200 turn out in Newport, approve amended school budget of $19.8 million

Valley News Correspondent
Published: 2/1/2020 9:26:46 PM
Modified: 2/1/2020 9:26:43 PM

NEWPORT — Emotions ran high inside the cafeteria at Newport Middle High School as about 200 residents turned out Saturday to debate the proposed school budget.

Many praised the hard work of the district’s teachers but sharply criticized the administration and School Board for its fiscal practices. Others spoke passionately about avoiding steep cuts that they say would harm the education of students.

After nearly three hours, voters approved an amended budget of $19.8 million.

The budget, adopted 110-72, is a $424,000, or 2.1%, increase from the current year. The School Board’s original budget proposal of $21 million was a $1.6 million, or 8.3%, increase.

After the main budget article of just over $21 million was read by School Board member Linda Callum-King, she quickly moved for an amendment on behalf of the board to decrease it to $20.3 million.

School District Moderator Howard Dunn then allowed a second amendment by Todd Fratzel, a Selectboard member, who sought the further reduction to $19.8 million. Fratzel’s motion cut $1.2 million from the proposed budget and lowered the projected tax rate increase from $2.95 per $1,000 of assessed valuation to about $1. (Last year, the tax increase was projected to be nearly $5 but ended up at $2.05 when the district received additional revenue from the New Hampshire state budget.)

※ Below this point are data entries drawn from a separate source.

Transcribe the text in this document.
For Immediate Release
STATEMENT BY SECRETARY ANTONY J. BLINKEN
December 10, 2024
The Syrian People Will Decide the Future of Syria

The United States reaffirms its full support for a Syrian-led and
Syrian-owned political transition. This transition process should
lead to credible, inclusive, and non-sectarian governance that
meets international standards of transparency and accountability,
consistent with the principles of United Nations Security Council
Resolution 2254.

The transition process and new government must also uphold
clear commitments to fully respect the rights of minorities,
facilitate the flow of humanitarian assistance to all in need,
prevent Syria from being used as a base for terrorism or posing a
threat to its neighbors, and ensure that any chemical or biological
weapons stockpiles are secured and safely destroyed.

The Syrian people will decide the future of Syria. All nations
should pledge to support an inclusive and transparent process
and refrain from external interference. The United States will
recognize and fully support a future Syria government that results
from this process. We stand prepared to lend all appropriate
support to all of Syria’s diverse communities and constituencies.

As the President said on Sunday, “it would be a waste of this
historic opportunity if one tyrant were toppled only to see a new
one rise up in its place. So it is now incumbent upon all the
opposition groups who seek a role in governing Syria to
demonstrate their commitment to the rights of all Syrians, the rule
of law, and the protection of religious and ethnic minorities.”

When it came time to vote, Fratzel’s amendment passed 100-89, and voters then adopted the proposed $19.8 million budget — but not before a lengthy debate.

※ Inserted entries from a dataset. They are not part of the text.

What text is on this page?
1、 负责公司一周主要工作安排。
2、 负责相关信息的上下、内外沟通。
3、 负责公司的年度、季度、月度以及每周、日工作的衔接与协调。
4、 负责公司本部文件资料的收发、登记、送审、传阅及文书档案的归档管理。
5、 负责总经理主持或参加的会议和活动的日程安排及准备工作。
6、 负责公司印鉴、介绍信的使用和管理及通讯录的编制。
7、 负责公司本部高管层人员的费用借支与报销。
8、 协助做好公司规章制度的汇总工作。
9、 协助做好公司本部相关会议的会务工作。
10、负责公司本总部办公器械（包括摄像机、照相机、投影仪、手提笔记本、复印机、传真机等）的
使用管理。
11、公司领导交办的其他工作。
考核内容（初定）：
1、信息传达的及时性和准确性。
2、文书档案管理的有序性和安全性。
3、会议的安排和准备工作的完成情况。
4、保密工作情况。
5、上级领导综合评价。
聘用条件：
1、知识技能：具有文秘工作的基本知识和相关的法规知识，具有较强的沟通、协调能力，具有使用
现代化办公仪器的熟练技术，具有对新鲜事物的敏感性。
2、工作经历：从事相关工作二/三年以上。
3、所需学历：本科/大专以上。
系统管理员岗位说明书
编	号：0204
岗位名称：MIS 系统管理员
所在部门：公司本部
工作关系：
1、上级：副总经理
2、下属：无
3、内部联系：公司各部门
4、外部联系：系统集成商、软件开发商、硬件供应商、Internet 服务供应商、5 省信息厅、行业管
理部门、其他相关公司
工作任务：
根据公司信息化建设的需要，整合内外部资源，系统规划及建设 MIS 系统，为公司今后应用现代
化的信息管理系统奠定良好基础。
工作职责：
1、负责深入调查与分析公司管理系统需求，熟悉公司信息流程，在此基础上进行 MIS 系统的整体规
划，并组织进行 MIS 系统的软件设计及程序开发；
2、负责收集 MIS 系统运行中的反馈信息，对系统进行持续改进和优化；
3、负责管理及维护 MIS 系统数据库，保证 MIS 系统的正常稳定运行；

Speaking in support of Callum-King’s amended proposal, interim Superintendent Brendan Minnihan said the school district is looking to strike a balance between providing the best education it can while acting responsibly and understanding taxpayers’ abilities to pay.

Fratzel said his concern that led him to make his amendment was not about the quality of education and said Newport school teachers do an excellent job preparing students for college and careers, but he was less complimentary of the administration.

“We have financial mismanagement,” Fratzel said. “What is at risk is the financial destruction of this community. At some point this runaway train has to stop. So many are struggling in this community.”

Others had similar feelings as the administration deals with a pending deficit that some worried could run as high as $800,000 but has not yet been determined.

Resident Kurt Minnich charged that board members are “empowering themselves” while those on fixed incomes “are pushed into a darker corner.”

School Board Chairwoman Linda Wadensten warned the proposed reduction would have a “devastating” effect on the school system.

“We aren’t miracle workers,” Wadensten said. “This will absolutely eliminate progress made so far. There will be larger classrooms and staff cuts.”

She said she was sympathetic to the impact on taxpayers, but while the finger of blame is often pointed at the School Board, she argued that the root problem is the town’s small tax base.

Melissa Mitchler, co-president of the teachers’ union, also pleaded with residents to reject Fratzel’s amendment, calling it a scare tactic.

“I am afraid of what will happen if this amendment is passed,” Mitchler said. Earlier, voters rejected an amendment of the deficit reduction article that would have increased the stated number of $1 — essentially a placeholder until the district determines the true deficit — to $200,000, a number proposed by the district that Minnihan thinks is closer to the true deficit costs.

Minnihan said they believe $200,000 would be sufficient to cover deficit costs, and the administration is taking additional steps to keep expenses down for the current fiscal year, which ends June 30.

“We feel the $200,000 is reasonable,” Minnihan said. “We don’t think we will need more than that.”

But voters hope the district can find a way to cut the deficit to below $200,000.

Bert Spaulding Sr., said rejecting the amendment will send the right message that spending needs to be controlled. He then went on to list several purchases that he does not believe were necessary and said right now, the deficit could be much higher than $200,000.

“We really don’t know,” Spaulding said. “They did not stay in the bounds of the budget we gave them. They overspent. I’m suggesting you don’t vote for this and leave it at a dollar.”

The amendment failed 120-66.

It is not clear how the district will handle the deficit when the final number is known.

The warrant’s other five article were adopted as is, including $25,000 for a capital reserve fund for special education. It would add 6 cents to the tax rate.

The deliberative session, which began at 9:30 a.m. — about a half-hour late because of the large crowd — adjourned just after 2 p.m.

The school budget and the rest of the warrant now goes to voters March 10 at the annual school district vote.